The revised Metropolitan Strategy for Sydney along with the six District Plans contains a 10-per-cent levy proposal on new housing to fund affordable housing, which could increase the cost of all new housing according to Urban Taskforce Australia.

“While there’s a lot of good work in the long-awaited District Plans for Sydney, there’s an ominous proposal to add yet another levy onto new housing,” Urban Taskforce CEO Chris Johnson says.

“The plans use a false logic that by requiring developers to provide up to 10 per cent of new housing as affordable this will help with Sydney’s rapidly escalating house prices.

“Clearly, the cost of giving away 10 per cent of new homes will have to be distributed across the other 90 per cent of new homes, therefore forcing house prices up.”

The Urban Taskforce, Johnson says, has presented a better way to create even more affordable housing by allowing new projects an increased floor space of 20 per cent, provided it’s for affordable housing.

“We estimate that this could provide 40,000 new affordable homes over the next 10 years,” he says.

“The Greater Sydney Commission fact sheet is now targeting 189,100 new homes over five years, which requires an average of 37,820 new homes a year.

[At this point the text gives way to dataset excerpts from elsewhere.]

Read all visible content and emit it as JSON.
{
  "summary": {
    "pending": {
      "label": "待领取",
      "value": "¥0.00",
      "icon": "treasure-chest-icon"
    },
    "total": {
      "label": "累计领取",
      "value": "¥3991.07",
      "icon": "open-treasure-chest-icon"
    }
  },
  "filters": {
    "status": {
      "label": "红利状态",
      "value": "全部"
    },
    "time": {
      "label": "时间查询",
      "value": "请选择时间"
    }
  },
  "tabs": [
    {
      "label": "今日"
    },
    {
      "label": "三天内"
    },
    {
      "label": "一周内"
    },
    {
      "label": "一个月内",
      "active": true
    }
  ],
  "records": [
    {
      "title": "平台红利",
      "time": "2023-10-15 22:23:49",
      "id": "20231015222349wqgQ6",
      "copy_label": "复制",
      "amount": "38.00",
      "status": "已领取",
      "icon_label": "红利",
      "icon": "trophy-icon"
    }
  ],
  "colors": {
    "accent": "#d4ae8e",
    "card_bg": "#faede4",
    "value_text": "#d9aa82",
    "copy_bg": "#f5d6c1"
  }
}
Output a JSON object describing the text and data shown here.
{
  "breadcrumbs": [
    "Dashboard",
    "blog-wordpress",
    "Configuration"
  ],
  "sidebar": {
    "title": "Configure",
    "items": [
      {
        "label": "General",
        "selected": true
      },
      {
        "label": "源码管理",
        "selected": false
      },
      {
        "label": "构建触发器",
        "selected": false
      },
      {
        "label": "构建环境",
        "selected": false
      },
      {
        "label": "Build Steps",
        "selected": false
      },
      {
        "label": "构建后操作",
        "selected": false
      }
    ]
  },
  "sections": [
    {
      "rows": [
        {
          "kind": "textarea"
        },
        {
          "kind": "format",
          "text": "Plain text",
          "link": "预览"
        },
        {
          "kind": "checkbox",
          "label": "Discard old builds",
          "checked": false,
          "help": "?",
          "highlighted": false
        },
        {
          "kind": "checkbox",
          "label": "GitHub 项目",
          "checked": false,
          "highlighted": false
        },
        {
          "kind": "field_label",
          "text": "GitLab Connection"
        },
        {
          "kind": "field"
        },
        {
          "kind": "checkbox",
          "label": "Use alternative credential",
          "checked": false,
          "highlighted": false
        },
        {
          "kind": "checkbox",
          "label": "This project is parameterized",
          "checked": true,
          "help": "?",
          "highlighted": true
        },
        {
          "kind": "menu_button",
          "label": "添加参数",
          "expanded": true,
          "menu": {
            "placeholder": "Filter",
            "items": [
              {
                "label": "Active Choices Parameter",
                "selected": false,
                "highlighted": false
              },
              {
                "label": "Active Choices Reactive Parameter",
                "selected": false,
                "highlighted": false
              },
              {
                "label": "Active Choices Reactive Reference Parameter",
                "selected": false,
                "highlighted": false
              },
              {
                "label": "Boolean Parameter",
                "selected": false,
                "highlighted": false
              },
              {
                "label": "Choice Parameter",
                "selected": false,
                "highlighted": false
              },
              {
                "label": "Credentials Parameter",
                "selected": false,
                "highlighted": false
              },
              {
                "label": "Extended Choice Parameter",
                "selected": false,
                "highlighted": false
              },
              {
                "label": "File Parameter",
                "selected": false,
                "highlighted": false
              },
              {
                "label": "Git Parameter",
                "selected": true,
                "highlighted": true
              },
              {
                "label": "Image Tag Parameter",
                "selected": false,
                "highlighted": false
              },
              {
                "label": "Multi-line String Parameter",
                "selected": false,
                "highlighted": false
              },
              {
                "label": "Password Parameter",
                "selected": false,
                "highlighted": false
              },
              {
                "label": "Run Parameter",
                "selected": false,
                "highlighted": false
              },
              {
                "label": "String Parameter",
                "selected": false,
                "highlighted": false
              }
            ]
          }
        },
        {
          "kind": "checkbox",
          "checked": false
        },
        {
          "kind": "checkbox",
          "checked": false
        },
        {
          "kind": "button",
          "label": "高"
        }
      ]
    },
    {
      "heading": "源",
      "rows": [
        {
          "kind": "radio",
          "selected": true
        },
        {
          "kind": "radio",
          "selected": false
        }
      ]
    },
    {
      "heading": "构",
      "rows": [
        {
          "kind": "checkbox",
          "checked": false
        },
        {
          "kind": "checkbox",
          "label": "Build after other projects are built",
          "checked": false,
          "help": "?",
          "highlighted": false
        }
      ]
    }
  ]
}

The highest number of new homes in recent years has been 30,000 last financial year so the most important task the Greater Sydney Commission has is to increase housing supply, but by adding a new tax the opposite is likely to occur.”

According to Johnson, a Greater Sydney Commission Fact Sheet does suggest that the levy would be in areas where some floor space uplift would compensate for the levy but the approach to “give away affordable homes” under SEPP 70 rather than providing them as low-cost rental for 10 years as indicated in the Affordable Rental Housing SEPP will definitely affect the feasibility of future housing development, he says.

“Sydney needs a plan to increase housing supply dramatically and to provide large numbers of affordable homes. The Urban Taskforce approach achieves both of these aims.

“The District Plans seem to be fairly general documents with little data on heights or density,” Johnson continues.

“There are broad jobs and housing targets but the real definition of built form would appear to be delegated to the development of Local Environmental Plans by councils.

“This could leave certainty in the planning system on hold for a few years, particularly as elections for new amalgamated councils are a year off.

“The new data in the draft District Plans is likely to generate many planning proposals that want to vary existing controls.

“We have a concern that the definitions of District and Strategic Centres now do not include residential accommodation. The Urban Taskforce supports mixed-use urban centres that are activated all the time rather than only being nine-to-five work environments. With so much focus on providing transport infrastructure to major centres, it’s important that this investment supports a bustling 24/7 mixed use environment.”

Johnson believes the package of documents doesn’t address the issue of value capture either, which was recently raised by the federal government to help fund new infrastructure, adding: “This could become another tax on the cost of new homes.

“The Urban Taskforce is keen to work with the Greater Sydney Commission to ensure housing supply is maximised and that quality, mixed-use urban centres can be achieved.”